I don't think however that my patch is 100% correct as it is (it seems to prevent proper storage of dictionary languages in per-site prefs) so it needs a good look-over. I ended up just adding an override for the time being, but it's still buggy.
It seems to me that your patch isn't a fix for any specific bug that's listed as a dependency of this one.  As such, I think it should be under a new bug report, set to block other bugs as appropriate.
Chipping in here following on from bug 909040. With the current non-smart locale selection (I'll get to what I mean with that later) the language of a site should never override the user preference. There are many more spellcheckers out there than there are locales on site forms. Case in point, Facebook, where I have seen people write in way more languages than Facebook itself is offered in. Then there is of course the scenario where users do not use an available localization for various reasons but still prefer their spellchecker locale to be a certain locale unrelated to the site language or even the browser locale. As a 3rd or 4th level option, I could live with the site language impacting the selection of the spellechecker but not as an override to user choice.
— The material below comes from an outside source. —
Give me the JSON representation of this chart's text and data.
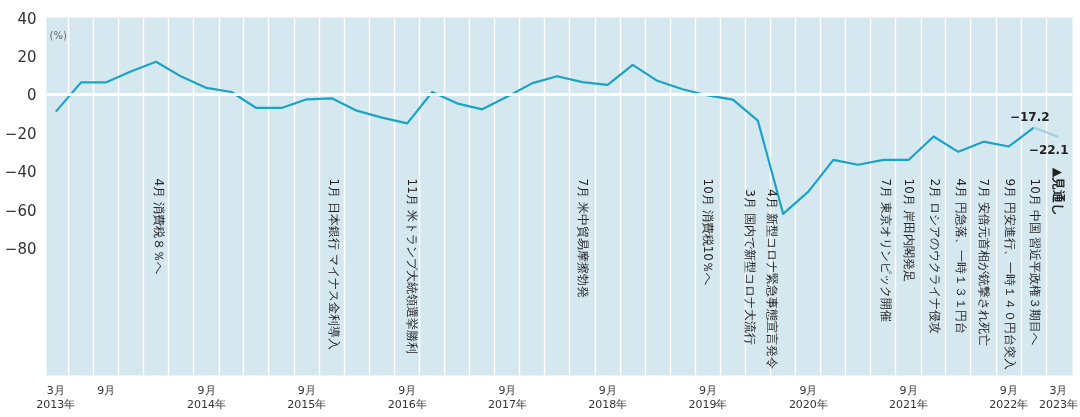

Now coming to my 'smart selection' - all suggestions seem to focus on the locale of a certain page, which in my view is a terrible predictor of the likely language a user will write in. IMHO, if we were to be really smart, we would somehow make the browser language aware i.e. there's the base setting, whether user selected or site locale driven but beyond that, the browser could compare the words typed against installed dictionaries and if the % of words goes over a certain threshold, it flicks language. So if I started air sgrìobhadh ann an cànan eile nach eil 'na Bheurla, it would at some point start checking that sentence using a different dictionary.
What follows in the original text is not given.